1119,19172,20200901,20221231,48,54.0246,9.3880,Wacken,Schleswig-Holstein
1120,19318,19461101,19781231,292,50.7180,10.4310,Schmalkalden,Thüringen
1121,19364,19371201,19441231,720,50.6167,10.8167,Schmiedefeld/Rennsteig,Thüringen
1122,19378,19580101,19771231,505,50.8333,10.5833,Finsterbergen,Thüringen


In [12]:
station_info_df[station_info_df['Stations_id'] == 19172]

Unnamed: 0,Stations_id,von_datum,bis_datum,Stationshoehe,geoBreite,geoLaenge,Stationsname,Bundesland
1119,19172,20200901,20221231,48,54.0246,9.388,Wacken,Schleswig-Holstein


Looks like this file lies about the actual data availability though. Because the end dates here do not match the end dates of the actual available data. So it's useful only for matching station IDs to names and coordinates, but not for filtering which stations to show in the first place.

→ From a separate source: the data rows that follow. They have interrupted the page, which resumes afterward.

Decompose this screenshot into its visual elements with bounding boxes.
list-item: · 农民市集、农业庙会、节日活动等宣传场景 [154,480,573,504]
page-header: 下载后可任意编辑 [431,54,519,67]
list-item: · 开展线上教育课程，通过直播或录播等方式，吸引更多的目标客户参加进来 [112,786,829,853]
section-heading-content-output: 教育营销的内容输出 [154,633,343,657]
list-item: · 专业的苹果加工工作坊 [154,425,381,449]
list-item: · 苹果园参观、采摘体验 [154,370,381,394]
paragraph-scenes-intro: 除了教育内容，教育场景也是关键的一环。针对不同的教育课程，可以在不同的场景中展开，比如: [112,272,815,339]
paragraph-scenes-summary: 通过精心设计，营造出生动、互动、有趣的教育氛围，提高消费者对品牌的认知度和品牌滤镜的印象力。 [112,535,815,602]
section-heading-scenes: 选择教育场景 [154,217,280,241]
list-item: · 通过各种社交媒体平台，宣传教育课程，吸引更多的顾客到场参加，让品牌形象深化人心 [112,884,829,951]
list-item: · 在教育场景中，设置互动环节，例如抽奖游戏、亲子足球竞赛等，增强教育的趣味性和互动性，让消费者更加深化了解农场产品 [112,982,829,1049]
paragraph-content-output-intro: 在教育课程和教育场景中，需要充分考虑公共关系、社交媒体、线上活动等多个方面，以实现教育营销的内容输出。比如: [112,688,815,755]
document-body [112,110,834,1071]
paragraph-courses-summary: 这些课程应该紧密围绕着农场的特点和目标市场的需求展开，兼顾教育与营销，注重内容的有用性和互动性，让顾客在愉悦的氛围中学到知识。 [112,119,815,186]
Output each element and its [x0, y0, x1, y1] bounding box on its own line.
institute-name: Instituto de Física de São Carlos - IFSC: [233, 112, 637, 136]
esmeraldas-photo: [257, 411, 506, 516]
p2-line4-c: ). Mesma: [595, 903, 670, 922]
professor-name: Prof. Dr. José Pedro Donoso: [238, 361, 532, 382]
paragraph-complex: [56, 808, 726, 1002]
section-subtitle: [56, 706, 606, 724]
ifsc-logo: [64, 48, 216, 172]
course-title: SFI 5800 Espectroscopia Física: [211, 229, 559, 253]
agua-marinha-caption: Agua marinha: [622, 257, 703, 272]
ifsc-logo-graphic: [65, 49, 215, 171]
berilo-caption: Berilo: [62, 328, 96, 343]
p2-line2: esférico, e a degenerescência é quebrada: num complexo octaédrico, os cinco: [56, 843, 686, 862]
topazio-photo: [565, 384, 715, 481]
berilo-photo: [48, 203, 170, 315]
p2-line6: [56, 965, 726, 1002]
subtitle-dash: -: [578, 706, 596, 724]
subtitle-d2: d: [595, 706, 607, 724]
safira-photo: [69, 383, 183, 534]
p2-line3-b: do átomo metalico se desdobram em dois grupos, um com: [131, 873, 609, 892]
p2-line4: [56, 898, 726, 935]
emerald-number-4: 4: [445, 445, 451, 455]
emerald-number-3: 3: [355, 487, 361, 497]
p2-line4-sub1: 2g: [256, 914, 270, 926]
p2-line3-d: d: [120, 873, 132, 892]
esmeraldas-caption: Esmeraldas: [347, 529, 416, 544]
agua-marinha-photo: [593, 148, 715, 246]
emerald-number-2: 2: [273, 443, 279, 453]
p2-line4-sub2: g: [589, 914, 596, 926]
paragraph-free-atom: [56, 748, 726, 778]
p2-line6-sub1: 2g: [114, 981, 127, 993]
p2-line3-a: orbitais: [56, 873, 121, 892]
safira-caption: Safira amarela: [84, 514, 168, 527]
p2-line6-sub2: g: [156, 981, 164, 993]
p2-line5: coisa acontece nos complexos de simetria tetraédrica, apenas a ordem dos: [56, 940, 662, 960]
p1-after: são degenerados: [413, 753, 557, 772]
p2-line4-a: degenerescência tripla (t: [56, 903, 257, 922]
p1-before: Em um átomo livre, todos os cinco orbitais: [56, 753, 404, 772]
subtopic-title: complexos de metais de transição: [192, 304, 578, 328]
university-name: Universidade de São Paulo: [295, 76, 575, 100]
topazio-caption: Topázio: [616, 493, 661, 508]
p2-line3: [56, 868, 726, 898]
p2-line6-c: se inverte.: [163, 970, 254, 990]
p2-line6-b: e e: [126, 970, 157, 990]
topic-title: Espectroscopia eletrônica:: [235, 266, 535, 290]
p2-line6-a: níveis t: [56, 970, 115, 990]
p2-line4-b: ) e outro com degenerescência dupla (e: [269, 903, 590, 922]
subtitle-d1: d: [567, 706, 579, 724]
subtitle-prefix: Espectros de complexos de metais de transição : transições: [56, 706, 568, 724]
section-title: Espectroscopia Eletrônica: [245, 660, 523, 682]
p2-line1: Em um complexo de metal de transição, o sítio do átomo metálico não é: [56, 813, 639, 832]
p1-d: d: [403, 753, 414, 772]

So I will have to build my own data availability DF from the URLs.

In [13]:
import requests
from bs4 import BeautifulSoup

def get_url_paths(url, ext='', params={}):
    response = requests.get(url, params=params)
    if response.ok:
        response_text = response.text
    else:
        return response.raise_for_status()
    soup = BeautifulSoup(response_text, 'html.parser')
    parent = [url + node.get('href') for node in soup.find_all('a') if node.get('href').endswith(ext)]
    return parent

url = DATA_DIR_URL
ext = 'zip'
data_urls = get_url_paths(url, ext)


data_urls[0]

'https://opendata.dwd.de/climate_environment/CDC/observations_germany/climate/monthly/kl/historicalmonatswerte_KL_00001_19310101_19860630_hist.zip'

In [14]:
stn_id = 19172
f'KL_{stn_id:05}'

'KL_19172'

In [42]:
import re

def parse_data_urls(data_urls): 
    availability = {}
    for url in data_urls:
        m = re.search('KL_(\d*)_(\d*)_(\d*)_hist', url)
        stn_id, start, end = map(int, m.groups())
        if stn_id in availability:
            print(f'Warning, more than one URL for {stn_id}')
        availability[stn_id] = {'start': start, 'end': end, 'url': url}
    return availability


m = re.search('KL_(\d*)_(\d*)_(\d*)_hist', data_urls[0])
stn_id, start, end = map(int, m.groups())
start

actual_data_availability = pd.DataFrame(parse_data_urls(data_urls)).T.reset_index(names='station_id')
actual_data_availability.head()

Unnamed: 0,station_id,start,end,url
0,1,19310101,19860630,https://opendata.dwd.de/climate_environment/CD...
1,3,18510101,20110331,https://opendata.dwd.de/climate_environment/CD...
2,44,19710301,20211231,https://opendata.dwd.de/climate_environment/CD...
3,52,19730101,20011231,https://opendata.dwd.de/climate_environment/CD...
4,61,19750701,19780831,https://opendata.dwd.de/climate_environment/CD...


In [39]:
# now filter for availability
useful_stations = actual_data_availability[(actual_data_availability['end'] >= 20200000) & (actual_data_availability['start'] < 19800000)]
useful_stations

Unnamed: 0,station_id,start,end,url
2,44,19710301,20211231,https://opendata.dwd.de/climate_environment/CD...
8,73,19520701,20211231,https://opendata.dwd.de/climate_environment/CD...
9,78,19610101,20211231,https://opendata.dwd.de/climate_environment/CD...
10,91,19781101,20211231,https://opendata.dwd.de/climate_environment/CD...
20,142,19550101,20211231,https://opendata.dwd.de/climate_environment/CD...
...,...,...,...,...
981,5825,19530701,20211231,https://opendata.dwd.de/climate_environment/CD...
990,5906,18810101,20211231,https://opendata.dwd.de/climate_environment/CD...
994,5941,19370401,20211231,https://opendata.dwd.de/climate_environment/CD...
1006,6159,19590301,20211231,https://opendata.dwd.de/climate_environment/CD...


In [41]:
print(f'Of {len(data_urls)} data files, only {len(useful_stations)} are long enough to be interesting.')

Of 1103 data files, only 290 are long enough to be interesting.


Are there duplicates? Try getting the Station IDs out of the list of paths and then check for mismatch.